At last the meal was ended, and the Iron Man drew his chair up in front of the fire. "Here," said he to the old woman, "take this key and bring me the Wonder-Box and the Know-All Book. Maybe I can read the book to-night."
Then David, as he peered out from the chest, saw the old woman take the iron key and go to another great iron chest at the further side of the room. She opened the chest and brought out a box of burnished iron that gleamed red in the red fire-light. The box was locked with a golden key, and from the key there hung a fine golden chain. The old woman brought the box to the Iron Man, who opened it with the golden key, and took out a book as white as snow. It was the Know-All Book; the wonder of wonders! Yes; the Know-All Book, which alone could bring the joy of true happiness into the world, whence it had fled when those two--the man and the woman--fled from out the Garden of Paradise.
David watched the Iron Man as he held the book, and looked and looked at it, and tried to read it. He was holding it upside down, the poor giant, for he could not read a single word of it--that wonderful, wonderful book. Ever since that far beginning of time he has been trying to read it, and he is trying to read it still. But he cannot, for between him and it there hangs a veil that only the living soul can pierce to read those words within.

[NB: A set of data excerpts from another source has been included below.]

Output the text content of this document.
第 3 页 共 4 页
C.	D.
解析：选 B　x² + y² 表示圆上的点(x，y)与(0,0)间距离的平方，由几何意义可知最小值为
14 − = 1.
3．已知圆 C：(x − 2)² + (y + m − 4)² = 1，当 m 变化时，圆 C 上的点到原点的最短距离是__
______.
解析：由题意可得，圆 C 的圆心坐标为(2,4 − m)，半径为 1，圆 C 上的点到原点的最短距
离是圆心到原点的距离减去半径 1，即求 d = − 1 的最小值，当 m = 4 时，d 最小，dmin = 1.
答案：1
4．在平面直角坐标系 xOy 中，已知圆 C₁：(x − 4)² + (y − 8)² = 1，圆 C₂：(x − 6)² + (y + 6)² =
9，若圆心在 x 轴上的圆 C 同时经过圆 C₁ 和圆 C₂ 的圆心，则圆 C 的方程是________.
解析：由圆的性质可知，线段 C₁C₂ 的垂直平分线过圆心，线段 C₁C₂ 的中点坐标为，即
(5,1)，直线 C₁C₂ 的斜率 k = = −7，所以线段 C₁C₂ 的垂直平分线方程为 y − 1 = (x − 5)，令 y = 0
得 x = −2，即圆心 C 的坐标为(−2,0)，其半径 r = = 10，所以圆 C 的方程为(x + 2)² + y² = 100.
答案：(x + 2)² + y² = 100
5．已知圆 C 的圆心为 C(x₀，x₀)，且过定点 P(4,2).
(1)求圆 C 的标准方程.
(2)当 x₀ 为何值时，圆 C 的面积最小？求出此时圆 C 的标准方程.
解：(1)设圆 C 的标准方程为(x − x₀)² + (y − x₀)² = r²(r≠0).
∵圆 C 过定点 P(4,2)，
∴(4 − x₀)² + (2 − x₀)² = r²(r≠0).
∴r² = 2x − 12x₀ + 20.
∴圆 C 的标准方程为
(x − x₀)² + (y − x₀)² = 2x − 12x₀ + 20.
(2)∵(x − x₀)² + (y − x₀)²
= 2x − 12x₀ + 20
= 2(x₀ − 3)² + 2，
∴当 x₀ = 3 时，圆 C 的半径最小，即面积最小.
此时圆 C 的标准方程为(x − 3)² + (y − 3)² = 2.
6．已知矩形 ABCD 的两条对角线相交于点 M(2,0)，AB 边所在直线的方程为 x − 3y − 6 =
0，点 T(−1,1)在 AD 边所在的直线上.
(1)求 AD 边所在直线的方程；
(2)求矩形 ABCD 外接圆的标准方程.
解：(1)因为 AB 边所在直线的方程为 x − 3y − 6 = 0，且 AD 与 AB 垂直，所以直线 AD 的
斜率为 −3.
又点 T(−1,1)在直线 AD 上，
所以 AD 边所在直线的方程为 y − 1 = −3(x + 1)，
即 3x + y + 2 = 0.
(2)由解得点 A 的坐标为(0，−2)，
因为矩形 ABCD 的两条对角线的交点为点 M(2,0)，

So there he sat now, the poor, blundering giant of smoking fire and hot iron--there he sat, patiently trying and trying to read what was there written, while his eyelids grew heavier and heavier, until by and by he fell asleep. After a while he began to snore, and after another while the book slipped from out his hand and fell to the floor, where it lay-the precious Know-All Book--face downward and forgotten.
Then after a while the old woman came to the chest where David lay hidden. "Now is your time," said she, "if you are man enough to do what you came for."
"I am man enough," said David. "Thank you, mother."
"Ah!" she said, "do not thank me yet, man of flesh and blood, for your trouble is not yet over. But there is the book, and there is the box. Take them if you want them, and get you away if you can."
The Iron Man never moved or stirred, but slept on and on as David picked up the book and put it into the Wonder-Box, shut the lid, locked it, and took the key out of the lock, hanging the golden chain about his neck. There was a handle in the lid of the box; he lifted it and carried it out of the room, and still the Iron Man never stirred, but slept on and on. David went out of the room into the room beyond. The moon had risen high, and great barred patches of square light fell from the windows upon the iron floor beneath. In the vaulted spaces above, all was darkness and stillness. He hurried onward into the next room lit with moonlight, dark and still in the vault above. Beyond that was still another room, and so on and on, until he could not tell where he was. So he went from room to room, and around and around, and on and on, until he knew that he was lost in the vast dark spaces of the Iron Castle. But at last he smelt the night air in the distance, as though it came in at an open door. He ran across the squares of silent moonlight toward it. Yes; there at last was the open door, and there was the night sky outside, all milky with the silent moonlight.
"Now I am safe," thought David.
He did not know what was yet to come.